Google today announced the launch of an upgraded series of Gemini models, including Gemini-1.5-Pro-002 and Gemini-1.5-Flash-002. This update not only significantly enhances performance but also introduces a surprising price discount, undoubtedly sparking a wave of enthusiasm in the AI development community.
First and foremost, the most eye-catching aspect is the substantial price reduction. The cost of using the new models has been halved, with a decrease of over 50%. Meanwhile, performance has been notably improved. The processing speed of Gemini1.5Flash has doubled, and 1.5Pro has nearly tripled. This means developers can achieve faster outputs and shorter delays at a lower cost, greatly enhancing development efficiency.

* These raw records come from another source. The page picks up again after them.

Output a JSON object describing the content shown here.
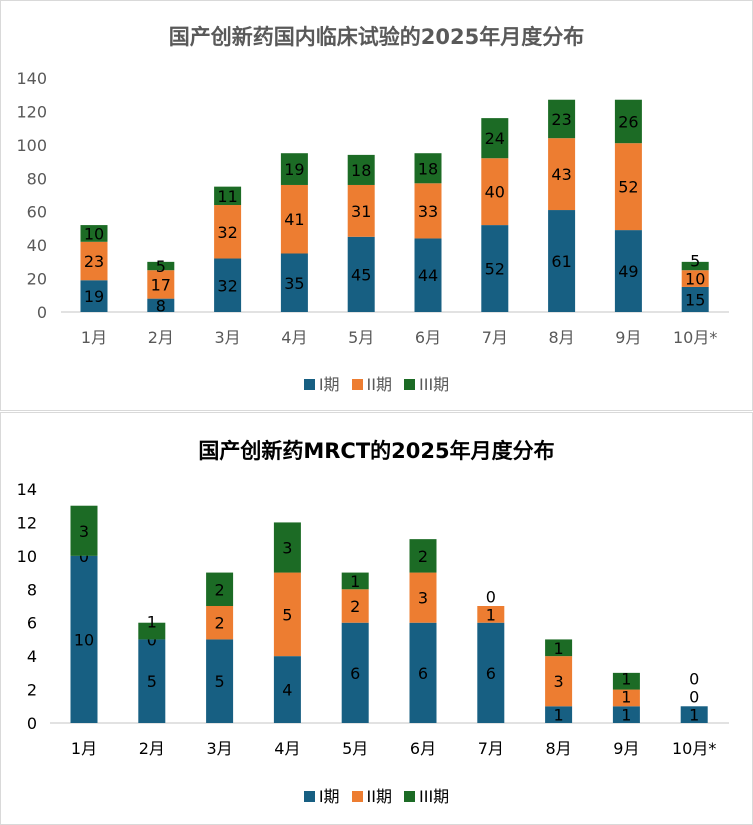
{
  "chart_data": [
    {
      "type": "bar",
      "stacked": true,
      "title": "国产创新药国内临床试验的2025年月度分布",
      "categories": [
        "1月",
        "2月",
        "3月",
        "4月",
        "5月",
        "6月",
        "7月",
        "8月",
        "9月",
        "10月*"
      ],
      "ylim": [
        0,
        140
      ],
      "yticks": [
        0,
        20,
        40,
        60,
        80,
        100,
        120,
        140
      ],
      "grid": false,
      "legend": "bottom",
      "series": [
        {
          "name": "I期",
          "color": "#175f82",
          "values": [
            19,
            8,
            32,
            35,
            45,
            44,
            52,
            61,
            49,
            15
          ]
        },
        {
          "name": "II期",
          "color": "#ed7d31",
          "values": [
            23,
            17,
            32,
            41,
            31,
            33,
            40,
            43,
            52,
            10
          ]
        },
        {
          "name": "III期",
          "color": "#1c6b25",
          "values": [
            10,
            5,
            11,
            19,
            18,
            18,
            24,
            23,
            26,
            5
          ]
        }
      ]
    },
    {
      "type": "bar",
      "stacked": true,
      "title": "国产创新药MRCT的2025年月度分布",
      "categories": [
        "1月",
        "2月",
        "3月",
        "4月",
        "5月",
        "6月",
        "7月",
        "8月",
        "9月",
        "10月*"
      ],
      "ylim": [
        0,
        14
      ],
      "yticks": [
        0,
        2,
        4,
        6,
        8,
        10,
        12,
        14
      ],
      "grid": false,
      "legend": "bottom",
      "series": [
        {
          "name": "I期",
          "color": "#175f82",
          "values": [
            10,
            5,
            5,
            4,
            6,
            6,
            6,
            1,
            1,
            1
          ]
        },
        {
          "name": "II期",
          "color": "#ed7d31",
          "values": [
            0,
            0,
            2,
            5,
            2,
            3,
            1,
            3,
            1,
            0
          ]
        },
        {
          "name": "III期",
          "color": "#1c6b25",
          "values": [
            3,
            1,
            2,
            3,
            1,
            2,
            0,
            1,
            1,
            0
          ]
        }
      ]
    }
  ]
}
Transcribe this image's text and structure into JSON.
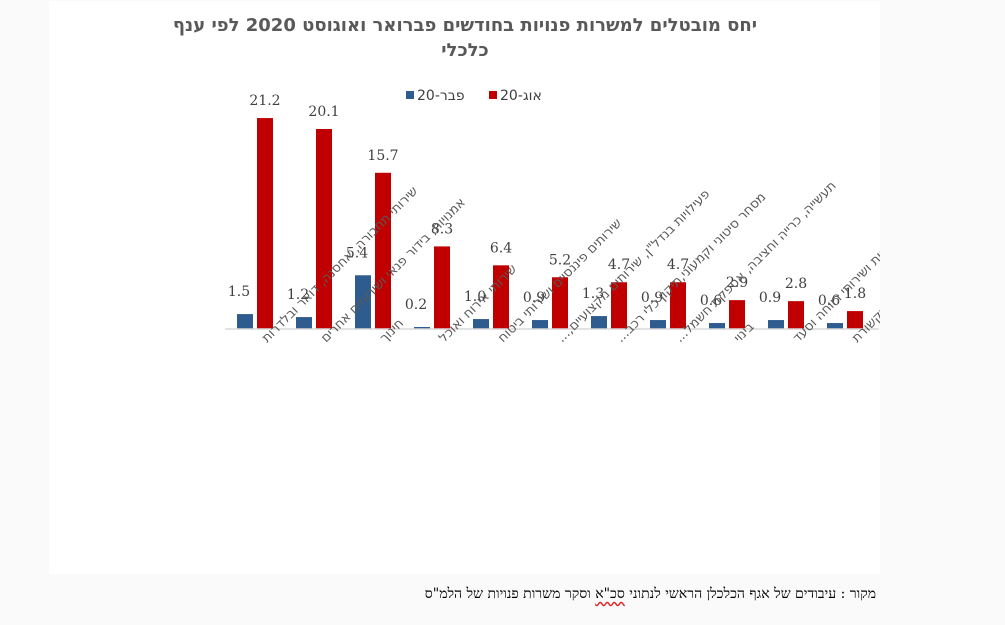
{
  "chart_data": {
    "type": "bar",
    "title": "יחס מובטלים למשרות פנויות בחודשים פברואר ואוגוסט 2020 לפי ענף כלכלי",
    "title_lines": [
      "יחס מובטלים למשרות פנויות בחודשים פברואר ואוגוסט 2020 לפי ענף",
      "כלכלי"
    ],
    "xlabel": "",
    "ylabel": "",
    "ylim": [
      0,
      22
    ],
    "grid": false,
    "legend_position": "top",
    "categories": [
      "שירותי תחבורה, אחסנה, דואר ובלדרות",
      "אמנויות, בידור פנאי ושירותים אחרים",
      "חינוך",
      "שירותי אירוח ואוכל",
      "שירותים פיננסיים ושירותי ביטוח",
      "פעילויות בנדל\"ן, שירותים מקצועיים,...",
      "מסחר סיטוני וקמעוני,תיקון כלי רכב...",
      "תעשייה, כרייה וחציבה, אספקת חשמל...",
      "בינוי",
      "שירותי בריאות ושירותי רווחה וסעד",
      "מידע ותקשורת"
    ],
    "series": [
      {
        "name": "פבר-20",
        "color": "#2f5c8f",
        "values": [
          1.5,
          1.2,
          5.4,
          0.2,
          1.0,
          0.9,
          1.3,
          0.9,
          0.6,
          0.9,
          0.6
        ],
        "labels": [
          "1.5",
          "1.2",
          "5.4",
          "0.2",
          "1.0",
          "0.9",
          "1.3",
          "0.9",
          "0.6",
          "0.9",
          "0.6"
        ]
      },
      {
        "name": "אוג-20",
        "color": "#c00000",
        "values": [
          21.2,
          20.1,
          15.7,
          8.3,
          6.4,
          5.2,
          4.7,
          4.7,
          2.9,
          2.8,
          1.8
        ],
        "labels": [
          "21.2",
          "20.1",
          "15.7",
          "8.3",
          "6.4",
          "5.2",
          "4.7",
          "4.7",
          "2.9",
          "2.8",
          "1.8"
        ]
      }
    ]
  },
  "source": {
    "prefix": "מקור : עיבודים של אגף הכלכלן הראשי לנתוני ",
    "flagged": "סכ\"א",
    "suffix": " וסקר משרות פנויות של הלמ\"ס"
  }
}
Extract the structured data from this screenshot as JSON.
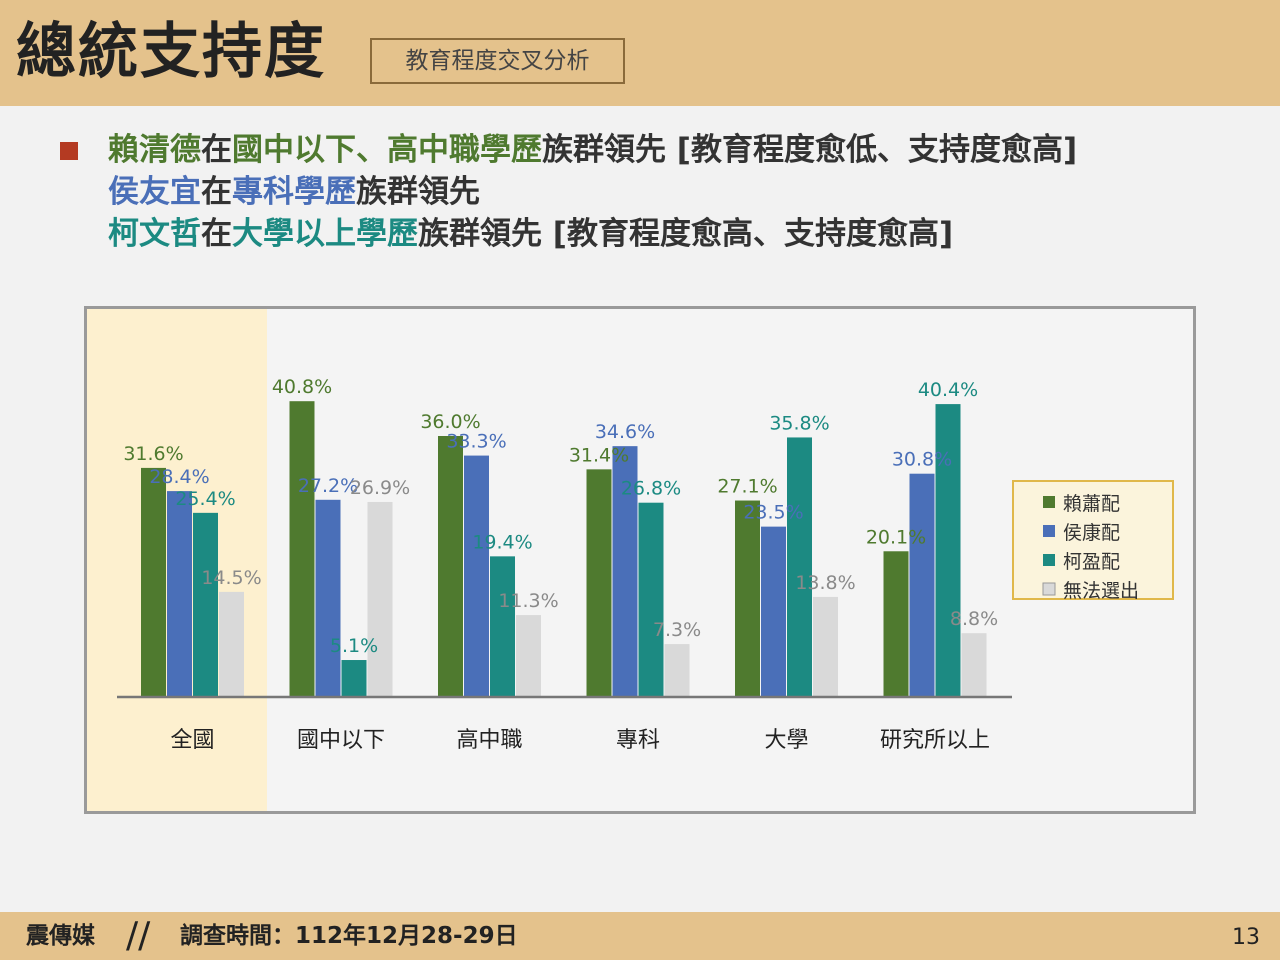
{
  "header": {
    "title": "總統支持度",
    "subtitle": "教育程度交叉分析"
  },
  "bullets": {
    "line1": {
      "name": "賴清德",
      "t1": "在",
      "groups": "國中以下、高中職學歷",
      "t2": "族群領先 [教育程度愈低、支持度愈高]"
    },
    "line2": {
      "name": "侯友宜",
      "t1": "在",
      "groups": "專科學歷",
      "t2": "族群領先"
    },
    "line3": {
      "name": "柯文哲",
      "t1": "在",
      "groups": "大學以上學歷",
      "t2": "族群領先 [教育程度愈高、支持度愈高]"
    }
  },
  "colors": {
    "lai": "#4f7a2f",
    "hou": "#4a6fb8",
    "ko": "#1c8a82",
    "none": "#d9d9d9",
    "highlight": "#fdf0cf",
    "accent": "#b43a22",
    "header_bg": "#e4c28c"
  },
  "chart_data": {
    "type": "bar",
    "categories": [
      "全國",
      "國中以下",
      "高中職",
      "專科",
      "大學",
      "研究所以上"
    ],
    "series": [
      {
        "name": "賴蕭配",
        "values": [
          31.6,
          40.8,
          36.0,
          31.4,
          27.1,
          20.1
        ],
        "labels": [
          "31.6%",
          "40.8%",
          "36.0%",
          "31.4%",
          "27.1%",
          "20.1%"
        ]
      },
      {
        "name": "侯康配",
        "values": [
          28.4,
          27.2,
          33.3,
          34.6,
          23.5,
          30.8
        ],
        "labels": [
          "28.4%",
          "27.2%",
          "33.3%",
          "34.6%",
          "23.5%",
          "30.8%"
        ]
      },
      {
        "name": "柯盈配",
        "values": [
          25.4,
          5.1,
          19.4,
          26.8,
          35.8,
          40.4
        ],
        "labels": [
          "25.4%",
          "5.1%",
          "19.4%",
          "26.8%",
          "35.8%",
          "40.4%"
        ]
      },
      {
        "name": "無法選出",
        "values": [
          14.5,
          26.9,
          11.3,
          7.3,
          13.8,
          8.8
        ],
        "labels": [
          "14.5%",
          "26.9%",
          "11.3%",
          "7.3%",
          "13.8%",
          "8.8%"
        ]
      }
    ],
    "ylim": [
      0,
      45
    ],
    "legend_position": "right",
    "highlight_category": "全國"
  },
  "footer": {
    "brand": "震傳媒",
    "separator": "//",
    "date": "調查時間：112年12月28-29日",
    "page": "13"
  }
}
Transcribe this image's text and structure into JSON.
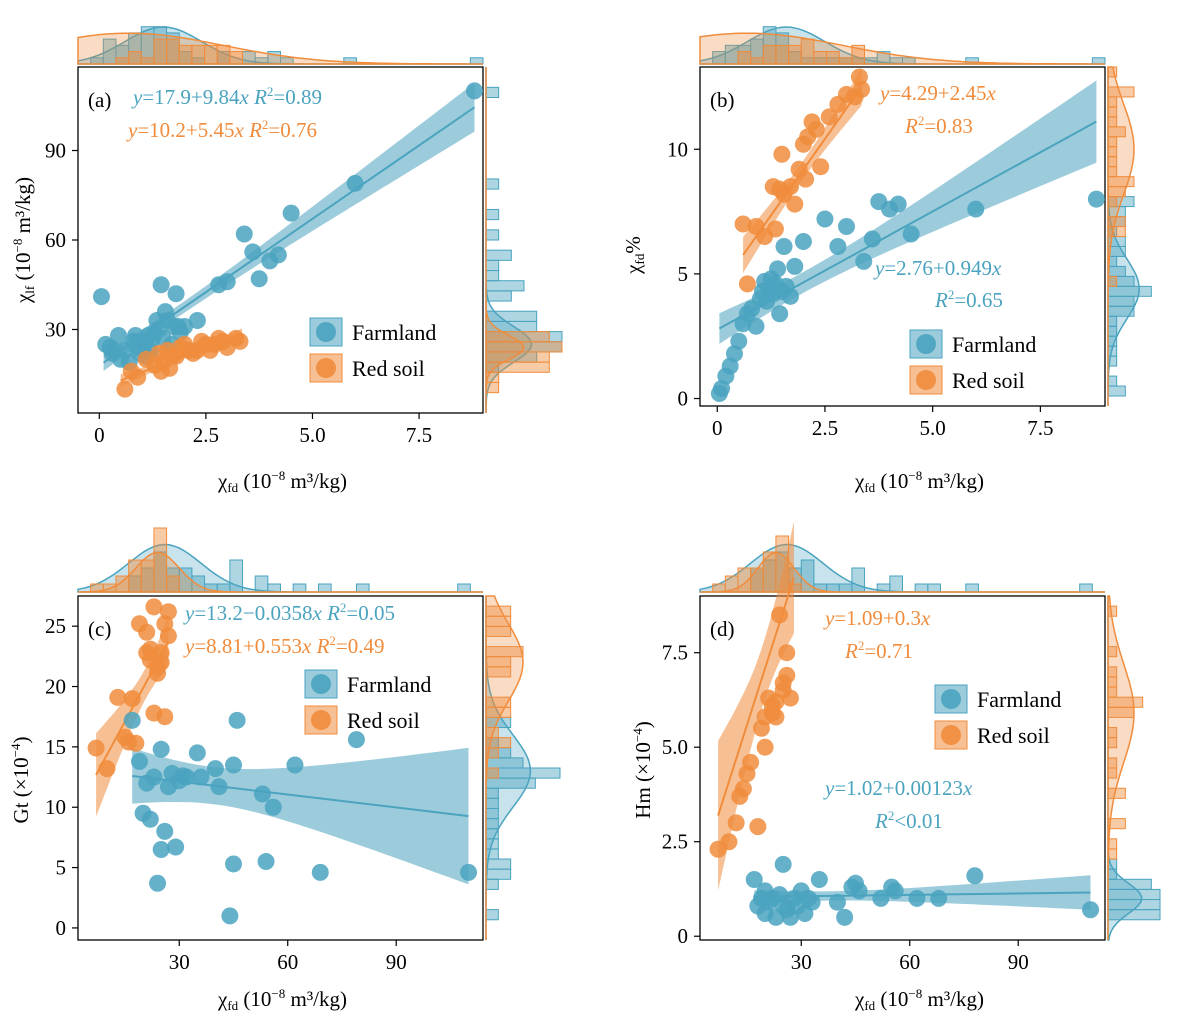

In terms of performance, the new Gemini models show comprehensive improvements. Especially in mathematics, long text processing, and visual tasks, the progress is particularly significant. For example, the model can now easily handle PDF documents exceeding 1,000 pages, answer questions containing tens of thousands of lines of code, and even extract useful information from an hour-long video. In the challenging MMLU-Pro benchmark test, the new model achieved a performance improvement of about 7%. More remarkably, in the MATH and HiddenMath benchmarks, the improvement was as high as 20%.
Google has also optimized the response quality of the models. The new version provides more helpful and concise answers while ensuring content safety. In tasks such as summarization, question answering, and information extraction, the output length has been shortened by 5% to 20%, which not only improves efficiency but also further reduces usage costs.
For enterprise users, the long text processing capabilities (up to 2 million words) and multimodal capabilities of Gemini1.5Pro open up new application scenarios. Starting from October 1, 2024, the prices for input tokens, output tokens, and incremental cache tokens will be reduced by 64%, 52%, and 64% respectively, which will undoubtedly significantly reduce the cost of enterprise use of AI.
In terms of usage limits, Google has also made significant adjustments. The paid service rate limit for Gemini1.5Flash has been increased to 2,000 requests per minute, and 1.5Pro to 1,000, providing developers with greater flexibility.
Security has always been a key focus area for Google. The new model further enhances safety while following user instructions. Google has also adjusted the default settings of filters, giving developers more autonomy.
Additionally, Google has introduced an improved version of the Gemini1.5Flash-8B experimental model, which performs exceptionally well in text and multimodal application scenarios. This version has been released on Google AI Studio and Gemini API, offering developers more options.
For Gemini Advanced users, they will soon be able to experience the chat-optimized Gemini1.5Pro-002 version.